Scott Simpson

I am a carpenter. I love working with my hands. I like that at the end of every workday I can see physical results of my work. For almost 30 years I have had the pleasure to design and build beauty while ensuring sustainable employment for countless craftspeople and other team members. I am Scott Simpson.

Growing up in Northbrook, my brothers and I were brought up to work hard. My parents instilled in us the sense that there wasn’t anything we couldn’t do. I feel this is why I’m not afraid of experimentation and taking chances. From the beginning of SSDB, we have always gravitated to craftsmen and contractors and designers that aren’t afraid to try something new or cutting edge.

My education at Loyola Academy and Loyola University taught me that life is not just a selfish endeavor. It’s only good when shared. With my family. With my partners. With my clients.

I married Stacy Hetherington Simpson in 1988 and we have two awesome daughters, Emily and Harper. They are what focuses me. Stacy and I recently moved back to Evanston after 19 years in Northbrook. We love Northbrook. What a great place to come from and raise my own kids. But now that Emily and Harper are out checking out the world outside of Northbrook, Stacy and I were looking for something different.

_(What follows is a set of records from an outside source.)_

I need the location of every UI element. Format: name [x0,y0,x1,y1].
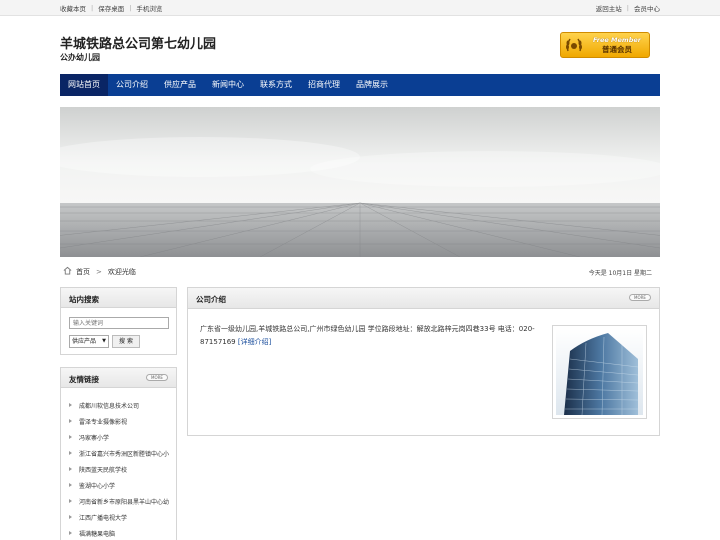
divider: | [129,4,132,12]
badge-chinese-text: 普通会员 [602,45,632,54]
nav-news[interactable]: 新闻中心 [204,74,252,96]
list-item[interactable]: 江西广播电视大学 [69,512,127,522]
bullet-icon [69,435,72,439]
search-category-value: 供应产品 [72,338,97,345]
main-site-link[interactable]: 返回主站 [596,3,622,13]
divider: | [91,4,94,12]
site-title: 羊城铁路总公司第七幼儿园 [60,37,217,52]
top-links-left: 收藏本页 | 保存桌面 | 手机浏览 [60,3,162,13]
bullet-icon [69,515,72,519]
bullet-icon [69,467,72,471]
search-button[interactable]: 搜 索 [112,335,140,348]
search-category-select[interactable]: 供应产品 ▼ [69,335,109,348]
company-intro-title: 公司介绍 [196,295,226,304]
breadcrumb-home[interactable]: 首页 [76,267,90,277]
list-item[interactable]: 雷泽专业摄像影视 [69,416,127,426]
nav-about[interactable]: 公司介绍 [108,74,156,96]
top-bar: 收藏本页 | 保存桌面 | 手机浏览 返回主站 | 会员中心 [0,0,720,16]
search-panel-title: 站内搜索 [69,295,99,304]
laurel-icon [563,34,585,56]
breadcrumb: 首页 > 欢迎光临 [63,266,136,277]
nav-brands[interactable]: 品牌展示 [348,74,396,96]
list-item[interactable]: 鉴湖中心小学 [69,480,115,490]
member-badge[interactable]: Free Member 普通会员 [560,32,650,58]
bullet-icon [69,499,72,503]
list-item[interactable]: 福满糖果电脑 [69,528,115,538]
list-item[interactable]: 冯家寨小学 [69,432,109,442]
nav-products[interactable]: 供应产品 [156,74,204,96]
friend-links-more-button[interactable]: MORE [146,374,168,381]
company-intro-panel: 公司介绍 MORE 广东省一级幼儿园,羊城铁路总公司,广州市绿色幼儿园 学位路段… [187,287,660,436]
nav-home[interactable]: 网站首页 [60,74,108,96]
site-subtitle: 公办幼儿园 [60,53,100,62]
bullet-icon [69,451,72,455]
friend-links-panel: 友情链接 MORE 成都川软信息技术公司 雷泽专业摄像影视 冯家寨小学 浙江省嘉… [60,367,177,540]
date-display: 今天是 10月1日 星期二 [588,270,652,277]
company-photo[interactable] [552,325,647,419]
list-item[interactable]: 浙江省嘉兴市秀洲区新塍镇中心小 [69,448,169,458]
company-intro-header: 公司介绍 MORE [188,288,659,309]
bookmark-link[interactable]: 收藏本页 [60,3,86,13]
nav-contact[interactable]: 联系方式 [252,74,300,96]
nav-agency[interactable]: 招商代理 [300,74,348,96]
list-item[interactable]: 成都川软信息技术公司 [69,400,139,410]
list-item[interactable]: 陕西蓝天民航学校 [69,464,127,474]
main-nav: 网站首页 公司介绍 供应产品 新闻中心 联系方式 招商代理 品牌展示 [60,74,660,96]
top-links-right: 返回主站 | 会员中心 [596,3,660,13]
banner-image [60,107,660,257]
bullet-icon [69,483,72,487]
friend-links-title: 友情链接 [69,375,99,384]
bullet-icon [69,531,72,535]
bullet-icon [69,419,72,423]
bullet-icon [69,403,72,407]
member-center-link[interactable]: 会员中心 [634,3,660,13]
company-intro-text: 广东省一级幼儿园,羊城铁路总公司,广州市绿色幼儿园 学位路段地址：解放北路梓元岗… [200,323,545,349]
search-panel-header: 站内搜索 [61,288,176,308]
breadcrumb-current: 欢迎光临 [107,267,136,276]
list-item[interactable]: 河南省新乡市原阳县黑羊山中心幼 [69,496,169,506]
breadcrumb-arrow: > [96,267,102,276]
chevron-down-icon: ▼ [102,338,106,344]
mobile-view-link[interactable]: 手机浏览 [136,3,162,13]
search-input[interactable] [69,317,169,329]
divider: | [626,4,629,12]
save-desktop-link[interactable]: 保存桌面 [98,3,124,13]
friend-links-header: 友情链接 MORE [61,368,176,388]
home-icon [63,266,72,277]
read-more-link[interactable]: [详细介绍] [238,338,271,346]
badge-english-text: Free Member [593,36,641,44]
company-intro-more-button[interactable]: MORE [629,294,651,301]
search-panel: 站内搜索 供应产品 ▼ 搜 索 [60,287,177,355]
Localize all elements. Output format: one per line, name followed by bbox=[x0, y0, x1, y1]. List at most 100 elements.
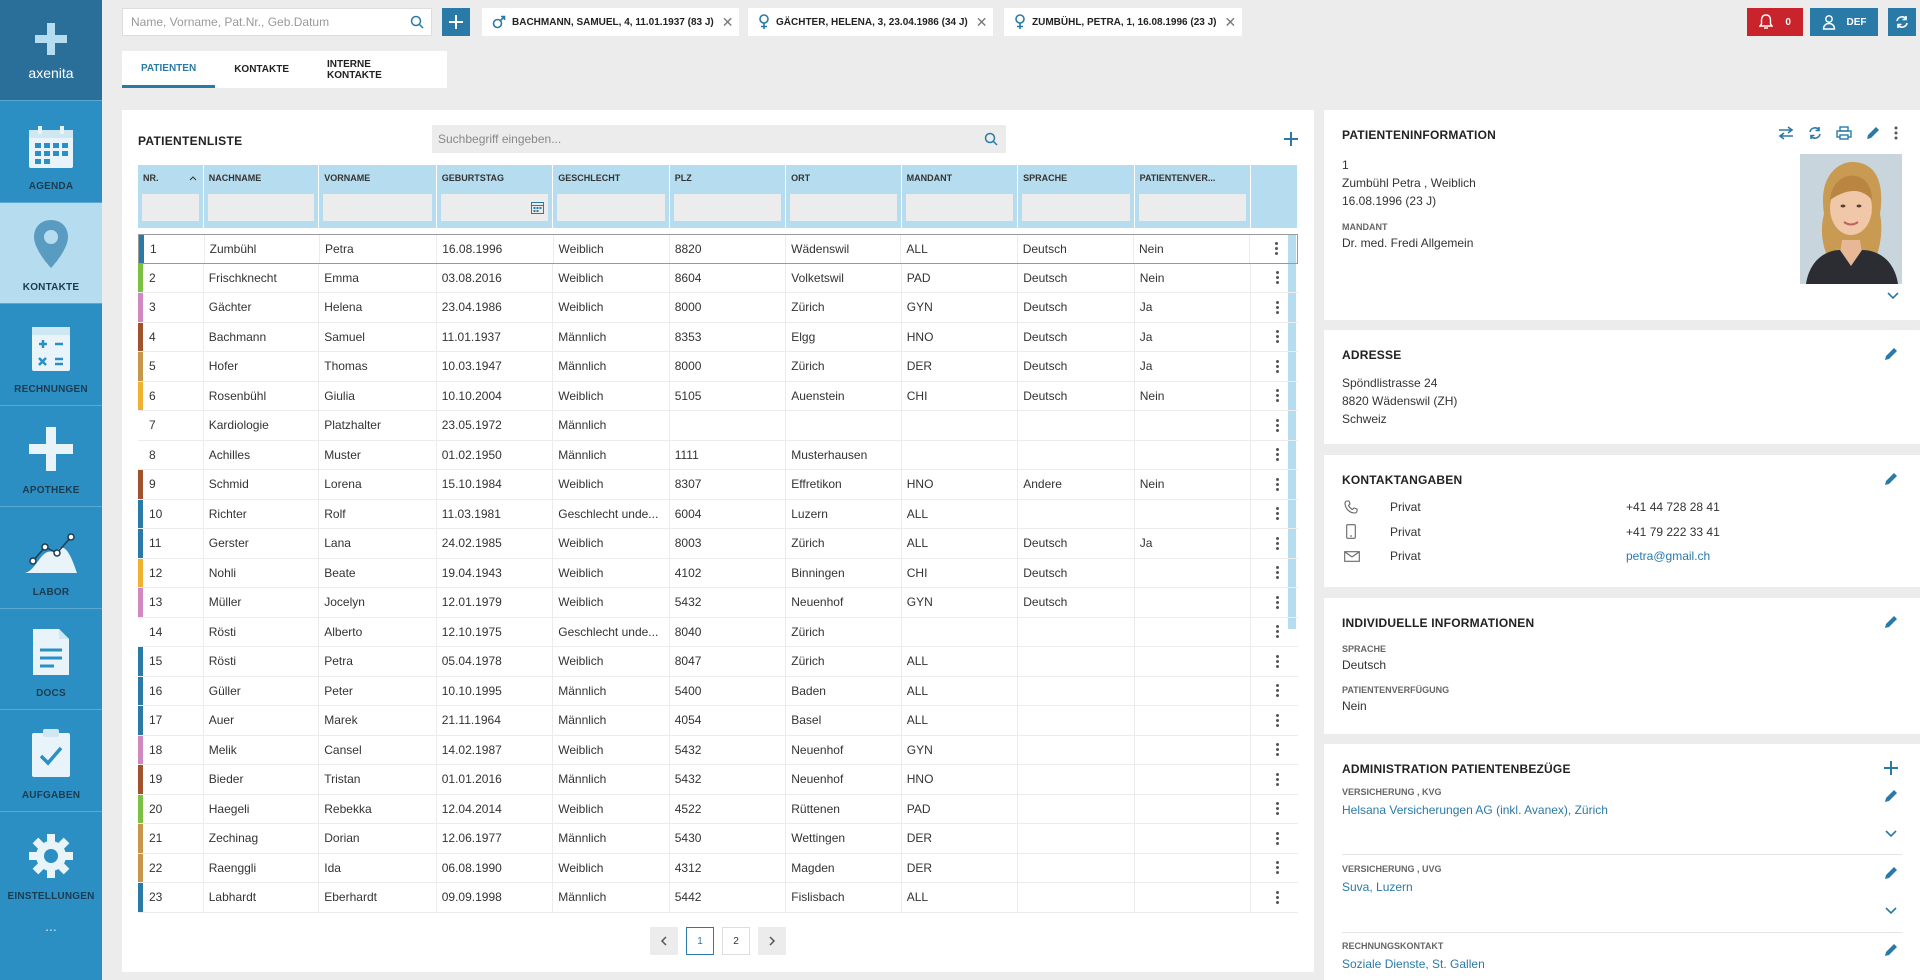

When I’m not building, I enjoy time woodworking, bicycling, or seeking out live music. I admire people who challenge themselves, challenge me, challenge nature, and challenge the norm…Sam Maloof, George Nakashima and Nancy Simpson. Not necessarily in that order.

 

 

– Scott Simpson

The satisfactions of manifesting oneself concretely in the world through manual competence have been known to make a man quiet and easy. They seem to relieve him of the felt need to offer chattering interpretations of himself to vindicate his worth. He can simply point: the building stands, the car now runs, the lights are on. Boasting is what a boy does, because he has no real effect in the world. But the tradesman must reckon with the infallible judgment of reality, where one’s failures or shortcomings cannot be interpreted away. His well-founded pride is far from the gratuitous ‘self-esteem’ that educators would impart to students, as though by magic.